Kasus sengketa antara warga Apartemen Kalibata City melawan pihak pengembang (Developer) dan pengelola akhirnya mencapai babak akhir. Putusan Mahkamah Agung (MA) yang bersifat inkracht van gewijsde (berkekuatan hukum tetap) kini menjadi tonggak sejarah baru dalam hukum perlindungan konsumen di Indonesia.
Melalui Putusan Mahkamah Agung Nomor 160 K/Pdt/2020, warga berhasil memenangkan gugatan terkait transparansi pengelolaan hunian vertikal.
Duduk Perkara: Dugaan Perbuatan Melawan Hukum (PMH)
Gugatan ini bermula dari indikasi Perbuatan Melawan Hukum (PMH) sebagaimana diatur dalam Pasal 1365 KUHPer. Warga menemukan adanya disparitas harga pada penagihan tarif listrik dan air yang dilakukan sepihak oleh pengelola.
Rincian Selisih Tarif yang Dipersoalkan:
- Tarif Pengelola: Rp 1.558 per kWh.
- Tarif Resmi PLN: Rp 1.352 per kWh.
Tindakan pengelola yang mengambil margin keuntungan dari utilitas publik ini dinilai melanggar prinsip transparansi dan regulasi pemerintah terkait penetapan tarif utilitas.
Kronologi Hukum: Perjalanan Menuju Putusan MA
Perjuangan hukum warga yang didampingi oleh Law Firm Syamsul Munir & Partners ini melewati tiga tahapan peradilan:
- Pengadilan Negeri Jakarta Selatan (11 April 2018): Hakim menyatakan Tergugat terbukti melakukan PMH dan tidak berwenang menetapkan tarif utilitas demi keuntungan materiil.
- Pengadilan Tinggi DKI Jakarta (25 Maret 2019): Hakim menguatkan putusan tingkat pertama dan menolak keberatan pihak pengelola.
- Mahkamah Agung RI (24 November 2020): Melalui Putusan No. 160 K/Pdt/2020, MA menolak kasasi pengelola, memberikan kepastian hukum final bagi warga.

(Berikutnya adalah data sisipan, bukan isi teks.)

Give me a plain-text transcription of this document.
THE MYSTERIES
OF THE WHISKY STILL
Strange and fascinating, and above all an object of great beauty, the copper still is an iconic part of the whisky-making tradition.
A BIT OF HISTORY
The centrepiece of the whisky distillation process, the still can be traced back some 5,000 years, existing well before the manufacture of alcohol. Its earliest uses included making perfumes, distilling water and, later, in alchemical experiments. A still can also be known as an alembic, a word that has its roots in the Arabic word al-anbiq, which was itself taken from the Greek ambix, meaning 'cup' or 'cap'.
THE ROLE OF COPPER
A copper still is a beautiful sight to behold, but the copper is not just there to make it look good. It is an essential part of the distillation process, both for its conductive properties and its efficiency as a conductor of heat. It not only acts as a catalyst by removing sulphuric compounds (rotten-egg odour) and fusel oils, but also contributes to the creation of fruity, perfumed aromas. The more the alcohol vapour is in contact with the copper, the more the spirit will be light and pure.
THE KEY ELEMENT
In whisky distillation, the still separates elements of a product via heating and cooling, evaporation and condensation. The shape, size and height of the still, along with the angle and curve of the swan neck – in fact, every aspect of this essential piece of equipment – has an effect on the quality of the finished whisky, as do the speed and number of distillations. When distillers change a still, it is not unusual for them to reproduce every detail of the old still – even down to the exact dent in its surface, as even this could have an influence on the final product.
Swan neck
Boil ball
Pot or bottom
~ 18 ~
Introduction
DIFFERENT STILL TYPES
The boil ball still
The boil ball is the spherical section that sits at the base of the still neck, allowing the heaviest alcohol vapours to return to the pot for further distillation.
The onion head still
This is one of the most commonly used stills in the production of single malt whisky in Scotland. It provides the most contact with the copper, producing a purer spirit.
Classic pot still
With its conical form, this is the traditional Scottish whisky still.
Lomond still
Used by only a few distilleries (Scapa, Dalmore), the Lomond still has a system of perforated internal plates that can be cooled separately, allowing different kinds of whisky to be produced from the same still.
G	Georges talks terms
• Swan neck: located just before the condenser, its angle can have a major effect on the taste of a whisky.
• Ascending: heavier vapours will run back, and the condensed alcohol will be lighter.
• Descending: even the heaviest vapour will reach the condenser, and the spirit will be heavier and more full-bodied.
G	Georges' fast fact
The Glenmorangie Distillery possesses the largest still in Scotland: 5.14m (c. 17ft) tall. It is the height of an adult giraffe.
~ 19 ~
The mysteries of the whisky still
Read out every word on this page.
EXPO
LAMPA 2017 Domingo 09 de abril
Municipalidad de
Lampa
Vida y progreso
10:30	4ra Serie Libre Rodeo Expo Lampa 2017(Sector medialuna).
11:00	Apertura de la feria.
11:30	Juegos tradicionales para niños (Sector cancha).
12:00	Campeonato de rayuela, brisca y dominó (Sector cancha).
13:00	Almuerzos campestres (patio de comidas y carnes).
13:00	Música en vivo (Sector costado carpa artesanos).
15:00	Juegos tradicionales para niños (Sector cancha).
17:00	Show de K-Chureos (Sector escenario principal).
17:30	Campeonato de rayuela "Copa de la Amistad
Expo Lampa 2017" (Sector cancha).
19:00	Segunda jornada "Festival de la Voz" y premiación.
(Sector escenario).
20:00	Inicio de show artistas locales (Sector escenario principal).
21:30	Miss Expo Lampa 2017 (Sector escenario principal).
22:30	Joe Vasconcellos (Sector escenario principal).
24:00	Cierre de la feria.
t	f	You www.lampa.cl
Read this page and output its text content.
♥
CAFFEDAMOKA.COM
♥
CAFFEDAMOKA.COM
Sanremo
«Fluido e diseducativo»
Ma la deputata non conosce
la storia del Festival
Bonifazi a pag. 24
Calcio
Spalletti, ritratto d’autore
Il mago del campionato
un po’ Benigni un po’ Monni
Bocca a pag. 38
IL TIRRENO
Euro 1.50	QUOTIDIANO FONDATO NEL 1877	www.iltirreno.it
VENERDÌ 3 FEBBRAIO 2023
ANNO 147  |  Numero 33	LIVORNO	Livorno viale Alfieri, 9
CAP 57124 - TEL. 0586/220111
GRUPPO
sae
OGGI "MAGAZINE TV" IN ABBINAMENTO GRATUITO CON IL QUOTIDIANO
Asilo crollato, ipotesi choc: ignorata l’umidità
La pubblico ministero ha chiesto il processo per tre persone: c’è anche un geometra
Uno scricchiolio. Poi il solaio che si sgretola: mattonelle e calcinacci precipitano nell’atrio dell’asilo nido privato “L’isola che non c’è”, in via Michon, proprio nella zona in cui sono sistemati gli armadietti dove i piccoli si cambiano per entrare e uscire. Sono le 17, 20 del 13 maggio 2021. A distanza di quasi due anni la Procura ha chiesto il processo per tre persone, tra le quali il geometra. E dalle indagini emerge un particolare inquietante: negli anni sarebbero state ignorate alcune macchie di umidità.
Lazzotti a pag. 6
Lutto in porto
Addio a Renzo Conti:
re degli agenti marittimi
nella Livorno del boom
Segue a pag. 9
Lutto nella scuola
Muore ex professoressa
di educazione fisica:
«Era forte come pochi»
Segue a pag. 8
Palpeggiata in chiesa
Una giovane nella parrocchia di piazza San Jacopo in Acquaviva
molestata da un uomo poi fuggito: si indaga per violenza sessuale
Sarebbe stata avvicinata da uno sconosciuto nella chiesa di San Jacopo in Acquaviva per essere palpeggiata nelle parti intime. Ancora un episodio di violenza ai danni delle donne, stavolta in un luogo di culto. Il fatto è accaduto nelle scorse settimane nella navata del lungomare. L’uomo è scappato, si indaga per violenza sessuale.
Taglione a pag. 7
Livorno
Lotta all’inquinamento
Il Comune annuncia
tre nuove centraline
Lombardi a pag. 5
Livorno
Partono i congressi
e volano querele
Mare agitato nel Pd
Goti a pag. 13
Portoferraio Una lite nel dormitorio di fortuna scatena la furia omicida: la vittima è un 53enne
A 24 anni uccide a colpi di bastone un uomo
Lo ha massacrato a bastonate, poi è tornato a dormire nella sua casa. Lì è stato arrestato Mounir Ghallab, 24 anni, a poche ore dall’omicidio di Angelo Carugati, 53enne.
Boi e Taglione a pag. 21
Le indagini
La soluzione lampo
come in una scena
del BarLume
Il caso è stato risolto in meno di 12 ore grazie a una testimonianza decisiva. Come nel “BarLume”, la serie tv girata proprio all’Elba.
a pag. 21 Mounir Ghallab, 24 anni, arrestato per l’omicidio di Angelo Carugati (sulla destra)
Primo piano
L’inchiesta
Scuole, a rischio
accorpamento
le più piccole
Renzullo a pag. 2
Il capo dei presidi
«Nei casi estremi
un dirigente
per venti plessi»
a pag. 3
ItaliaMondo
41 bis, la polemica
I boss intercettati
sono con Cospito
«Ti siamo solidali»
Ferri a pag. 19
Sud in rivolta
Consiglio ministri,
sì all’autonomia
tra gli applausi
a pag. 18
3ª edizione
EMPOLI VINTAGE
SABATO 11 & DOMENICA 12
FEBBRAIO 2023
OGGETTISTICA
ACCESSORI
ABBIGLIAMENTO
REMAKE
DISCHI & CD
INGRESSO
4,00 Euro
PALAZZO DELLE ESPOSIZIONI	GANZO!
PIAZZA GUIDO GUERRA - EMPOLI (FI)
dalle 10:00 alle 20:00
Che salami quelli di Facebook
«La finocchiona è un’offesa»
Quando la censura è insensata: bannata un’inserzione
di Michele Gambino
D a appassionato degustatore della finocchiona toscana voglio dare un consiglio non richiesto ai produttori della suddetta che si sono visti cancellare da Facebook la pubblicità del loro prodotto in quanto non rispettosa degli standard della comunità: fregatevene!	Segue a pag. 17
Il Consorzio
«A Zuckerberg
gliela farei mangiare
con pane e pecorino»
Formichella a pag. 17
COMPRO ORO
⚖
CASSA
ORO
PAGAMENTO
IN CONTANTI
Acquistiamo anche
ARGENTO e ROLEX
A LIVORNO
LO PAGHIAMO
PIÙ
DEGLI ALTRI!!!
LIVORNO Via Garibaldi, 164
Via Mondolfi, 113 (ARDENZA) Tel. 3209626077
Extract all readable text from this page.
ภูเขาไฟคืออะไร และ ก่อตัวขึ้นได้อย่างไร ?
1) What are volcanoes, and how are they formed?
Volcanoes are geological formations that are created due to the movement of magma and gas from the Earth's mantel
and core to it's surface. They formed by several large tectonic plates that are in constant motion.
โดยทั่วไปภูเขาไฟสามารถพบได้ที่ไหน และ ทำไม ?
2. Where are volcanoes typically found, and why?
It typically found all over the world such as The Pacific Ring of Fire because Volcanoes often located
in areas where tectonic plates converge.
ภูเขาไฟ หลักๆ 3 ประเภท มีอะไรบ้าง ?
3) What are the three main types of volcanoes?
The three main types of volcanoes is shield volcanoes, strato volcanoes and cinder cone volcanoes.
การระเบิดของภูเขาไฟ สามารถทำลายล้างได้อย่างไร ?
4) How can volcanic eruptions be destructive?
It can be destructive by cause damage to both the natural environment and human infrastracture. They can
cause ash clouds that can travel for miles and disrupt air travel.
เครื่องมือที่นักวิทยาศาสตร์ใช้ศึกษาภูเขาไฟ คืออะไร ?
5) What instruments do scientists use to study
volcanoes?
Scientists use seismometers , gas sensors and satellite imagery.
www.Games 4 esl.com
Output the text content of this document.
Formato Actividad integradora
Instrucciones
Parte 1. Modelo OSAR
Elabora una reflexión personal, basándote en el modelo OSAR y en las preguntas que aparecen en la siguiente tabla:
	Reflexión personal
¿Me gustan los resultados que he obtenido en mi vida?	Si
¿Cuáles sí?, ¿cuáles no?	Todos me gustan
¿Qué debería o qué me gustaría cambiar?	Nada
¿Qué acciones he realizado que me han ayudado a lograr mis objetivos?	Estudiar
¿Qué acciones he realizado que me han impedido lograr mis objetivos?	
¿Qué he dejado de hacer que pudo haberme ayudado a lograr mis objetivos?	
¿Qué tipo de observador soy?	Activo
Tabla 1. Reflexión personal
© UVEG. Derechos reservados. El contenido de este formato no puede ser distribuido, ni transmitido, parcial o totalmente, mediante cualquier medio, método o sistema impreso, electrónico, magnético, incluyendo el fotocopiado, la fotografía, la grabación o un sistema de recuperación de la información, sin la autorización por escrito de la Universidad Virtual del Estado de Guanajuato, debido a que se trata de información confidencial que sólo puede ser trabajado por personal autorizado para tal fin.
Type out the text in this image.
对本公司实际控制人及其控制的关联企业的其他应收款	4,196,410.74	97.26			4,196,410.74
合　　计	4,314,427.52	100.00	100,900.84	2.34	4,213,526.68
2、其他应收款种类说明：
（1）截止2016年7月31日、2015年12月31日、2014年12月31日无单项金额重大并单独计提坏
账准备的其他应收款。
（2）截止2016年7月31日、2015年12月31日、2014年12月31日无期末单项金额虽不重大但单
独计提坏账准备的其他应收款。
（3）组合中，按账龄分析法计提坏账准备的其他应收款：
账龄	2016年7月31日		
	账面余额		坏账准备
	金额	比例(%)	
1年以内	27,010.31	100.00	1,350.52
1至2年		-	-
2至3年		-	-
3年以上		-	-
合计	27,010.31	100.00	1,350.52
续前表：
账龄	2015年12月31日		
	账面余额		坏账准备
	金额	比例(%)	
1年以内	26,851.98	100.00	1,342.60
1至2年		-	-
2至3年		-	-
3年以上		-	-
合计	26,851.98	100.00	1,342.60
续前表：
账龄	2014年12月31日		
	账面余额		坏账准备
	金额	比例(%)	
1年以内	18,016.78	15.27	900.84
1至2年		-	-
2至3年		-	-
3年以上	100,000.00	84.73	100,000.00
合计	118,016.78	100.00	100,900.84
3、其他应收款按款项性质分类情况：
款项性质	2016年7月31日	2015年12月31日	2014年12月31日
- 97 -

Implikasi Hukum dan Perlindungan Konsumen
Kemenangan ini membawa dampak yuridis yang signifikan terhadap tata kelola hunian vertikal di Indonesia:
- Pelarangan Profitisasi Utilitas: Pengelola apartemen dilarang keras menarik keuntungan dari selisih tarif listrik dan air (utilitas). Mereka wajib tunduk pada regulasi tarif yang ditetapkan oleh PLN dan PAM.
- Hak Ganti Rugi: Berdasarkan putusan tersebut, para Tergugat dihukum untuk membayar ganti rugi materiil kepada warga atas kerugian yang timbul akibat kelebihan bayar (mark-up) selama masa sengketa.
- Perlindungan Hak Penghuni: Putusan ini mempertegas hak konstitusional dan hak konsumen yang diatur dalam UU No. 8 Tahun 1999 tentang Perlindungan Konsumen, khususnya mengenai hak atas informasi yang benar, jelas, dan jujur.
“Putusan ini adalah kemenangan bagi ribuan unit di belasan tower Kalibata City, sekaligus menjadi alarm bagi pengelola apartemen lainnya agar tidak menyalahgunakan wewenang dalam pemungutan iuran utilitas.”
Secara yuridis, kasus ini membuktikan bahwa sinergi antara kesadaran hukum warga dan pendampingan advokat yang strategis mampu meruntuhkan dominasi pengelola yang sewenang-wenang. Putusan MA ini kini menjadi yurisprudensi bagi sengketa serupa di masa depan, memastikan bahwa pengelolaan apartemen harus berasaskan keadilan dan kepatuhan terhadap regulasi negara.